O turismo brasileiro alcançou faturamento de R$ 143,1 bilhões no primeiro semestre, aponta levantamento da FecomercioSP — o maior resultado para o período em 15 anos. O desempenho chama atenção num cenário econômico ainda marcado por juros elevados e sinais de fragilidade em outros setores do consumo, o que indica que o setor tem apresentado resiliência fruto, em grande parte, de condicionantes financeiros do lado da demanda.
Segundo Guilherme Dietze, do Conselho de Turismo da FecomercioSP, o principal motor tem sido o acesso facilitado ao crédito, com destaque para o cartão de crédito parcelado, cuja concessão cresce acima de 10% segundo dados do Banco Central. O crescimento foi mais intenso no primeiro trimestre; o segundo trimestre trouxe variação mais modesta — junho registrou queda no número de passageiros na comparação anual —, mas julho voltou a mostrar recuperação, com RPK subindo 3% e número absoluto de passageiros em alta de 2%. A entidade projeta encerrar o ano perto de 4% de alta e com novo recorde histórico.
O quadro revela uma contradição: viagens são sustentadas pela disponibilidade de crédito mesmo em ambiente de taxas altas. Essa dependência facilita o consumo de férias no curto prazo, mas aumenta a exposição do turismo a choques no mercado de crédito ou a uma piora na inadimplência das famílias. Dietze reconhece limites para uma expansão mais robusta — juros e inadimplência — e aponta também que a relativa estabilidade do dólar (em torno de R$5,10 a R$5,20) tem ajudado, na medida em que reduz a imprevisibilidade do câmbio para quem planeja viagens internacionais.

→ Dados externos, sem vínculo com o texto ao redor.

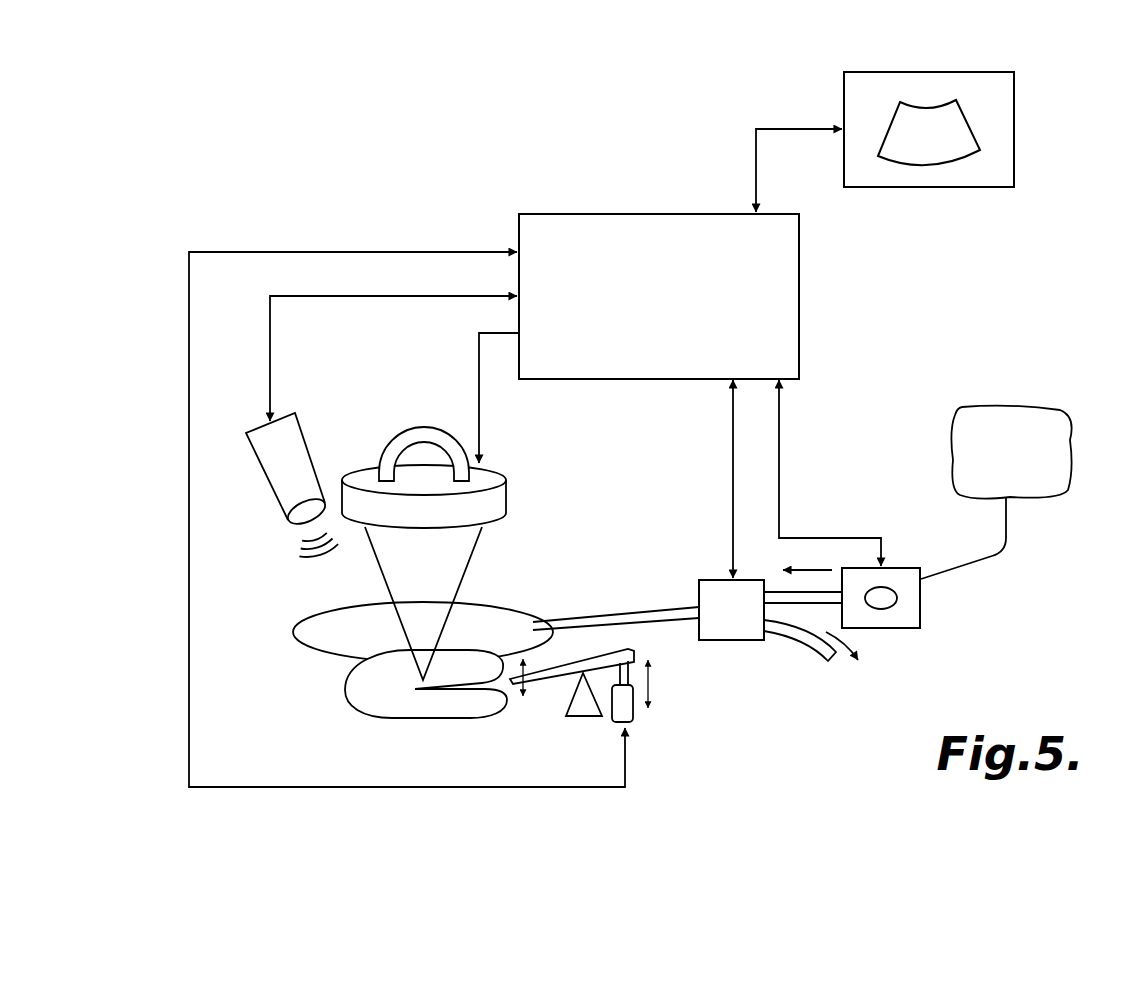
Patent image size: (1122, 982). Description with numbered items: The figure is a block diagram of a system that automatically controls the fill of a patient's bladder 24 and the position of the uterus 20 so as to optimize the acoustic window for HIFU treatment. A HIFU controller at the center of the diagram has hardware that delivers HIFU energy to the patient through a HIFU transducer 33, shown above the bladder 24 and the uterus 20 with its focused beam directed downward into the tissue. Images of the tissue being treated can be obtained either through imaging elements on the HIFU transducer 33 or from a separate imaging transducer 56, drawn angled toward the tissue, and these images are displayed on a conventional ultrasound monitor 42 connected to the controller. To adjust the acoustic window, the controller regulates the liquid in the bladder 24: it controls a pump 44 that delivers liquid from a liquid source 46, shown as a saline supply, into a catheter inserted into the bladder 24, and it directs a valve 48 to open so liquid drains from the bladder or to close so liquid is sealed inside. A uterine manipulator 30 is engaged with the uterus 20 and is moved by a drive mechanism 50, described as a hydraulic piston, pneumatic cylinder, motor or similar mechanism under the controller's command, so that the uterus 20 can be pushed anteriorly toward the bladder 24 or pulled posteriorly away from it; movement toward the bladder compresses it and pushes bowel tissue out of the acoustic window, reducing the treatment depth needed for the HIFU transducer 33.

The uterine manipulator 30 is at (645, 212).
The ultrasound monitor 42 is at (1008, 138).
The HIFU transducer 33 is at (508, 495).
The imaging transducer 56 is at (264, 478).
The bladder 24 is at (513, 598).
The uterus 20 is at (360, 710).
The actuator 50 is at (636, 722).
The valve 48 is at (744, 643).
The pump 44 is at (922, 620).
The liquid source 46 is at (1060, 495).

Do ponto de vista prático, o setor terá de conviver com dois vetores: a demanda doméstica, impulsionada por mudança de comportamento pós-pandemia e por destinos nacionais mais atrativos, e a fragilidade decorrente da alavancagem via crédito. No calendário próximo, o período eleitoral deve deslocar parte do turismo corporativo para novembro e dezembro — uma adaptação de calendário, não um cancelamento — mas serve como lembrete de que fatores políticos também moldam a dinâmica de curto prazo. Em síntese, o resultado é positivo, mas a continuidade do crescimento dependerá de estabilidade no crédito, controle da inadimplência e manutenção da previsibilidade cambial.